The year was 2009, I had an interview article published in University of Pennsylvania's annual architectural publication and conference, UnSpoken Borders. The article was based on what has now been close to 10 years of assembling cross disciplinary information to make a connection between architecture and the development of hip hop culture and vice versa.
“Negro music has touched America because it is the melody of the soul joined with the rhythm of the machine. It is in two part time; tears in the heart; movement of the legs, torso arms and head. The music of the era of construction; innovating. It floods the body and heart; it floods the USA and its floods the world. The jazz is more advanced than the architecture. If architecture were at the point reached by jazz, it would be an incredible spectacle.” - Le Corbusier
This statement by Le Corbusier served as a catalyst for the development of my Graduate Thesis, “Hip Hop Inspired Architecture" completed at University of Detroit Mercy's School of Architecture. In short, the thesis established a framework for analyzing the developments of cultural architectural styles then assimilated these precedents within the proposed creation of a Hip Hop inspired architecture. Johann von Goethe said, “I call architecture frozen music.” My thesis sought to freeze the most socially and culturally recognizable music in the world, Hip Hop.

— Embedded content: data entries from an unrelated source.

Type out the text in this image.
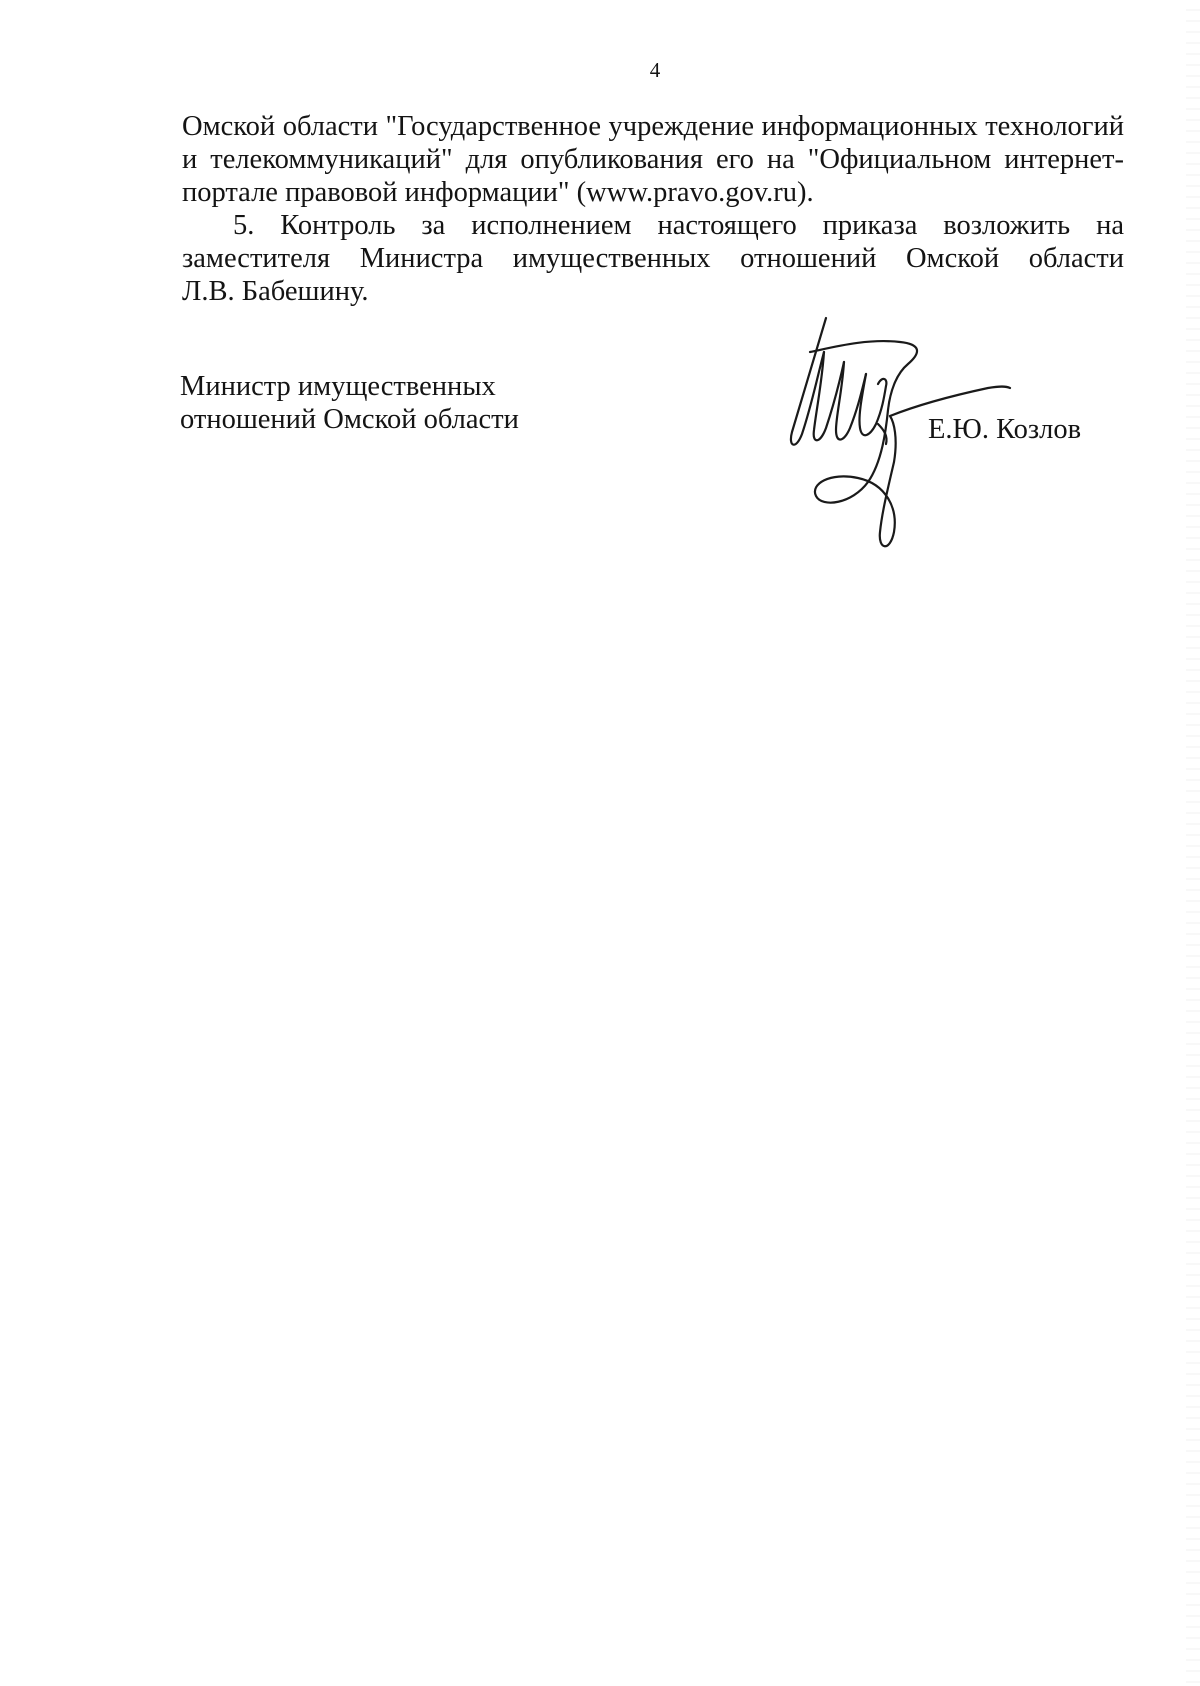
4
Омской области "Государственное учреждение информационных технологий
и телекоммуникаций" для опубликования его на "Официальном интернет-
портале правовой информации" (www.pravo.gov.ru).
5. Контроль за исполнением настоящего приказа возложить на
заместителя Министра имущественных отношений Омской области
Л.В. Бабешину.
Министр имущественных
отношений Омской области	Е.Ю. Козлов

By first understanding the inspirations behind the creation of each cultural architecture style, we can learn that the synthesis of architecture and black musicis not a new concept. The Harlem Renaissance, specifically jazz music, was the inspiration of one of the most notable architecture styles of all time, Art Deco. Furthermore, one perceives how Le Corbusier’s musings on black culture coupled with the criticisms of his "Tower in a Park" schemes for Paris predicted and established the environments which necessitated the birth of Hip Hop culture.
Lets be clear, this is not an attempt to take the credit from my black and brown brothers who are the true fathers of hip hop culture, but a means of analyzing the relationship between hip hop culture and architecture through historical data. While Le Corbusier should not be credited with being the forefather of Hip Hop, his physical and theoretical works directly contributed to the physical environments which necessitated the birth of Hip Hop culture. A sampling of his "Towers in a Park" scheme would became the standard for low income housing construction across the nation, including New York, where Hip Hop Culture was born.
In 2008, the PennDesign Black Student Alliance sponsored a conference entitled, “Ecologies of Inequality”, at the University of Pennsylvania. Their goal, “to provide a critical opportunity to explore the nexus between race, space and class and to confront latent biases that may enter into design practice and experiences”, inspired me to submit my research of my as a presentation proposal. Ultimately, the proposal was chosen for publication and then summarized in the Cultural Heirarchies Chapter of the “UNSPOKEN BORDERS 09 : Ecologies of Inequality” journal. As stated in the journal’s introduction, all of the included projects and publications “emphasize that race, class and cultural issues matter to the work of designers. These issues are at times the harbinger of failed systems. Through the perspectives of theory and experiences of practice, we seek to spark an ongoing conversation about design’s impact on our world. As designers, we have a unique responsibility to rethink existing systems and created ecologies of equality.”
As a post-graduate who blurs the threshold between academia and professional practice, I have continued the exploration of Le Corbusier and his impact, directly and indirectly, on African Americans through an ongoing lecture series titled, Hip Hop Inspired Architecture. The series is dedicated to stimulating cross disciplinary discourse between practitioners, students and residents on the sociological and cultural implications of architecture and urban planning on its inhabitants. More specifically, I unveil the subconscious roles of historical architectural figures such as LeCorbusier in envisioning the built environments which necessitated the birth of hip hop culture.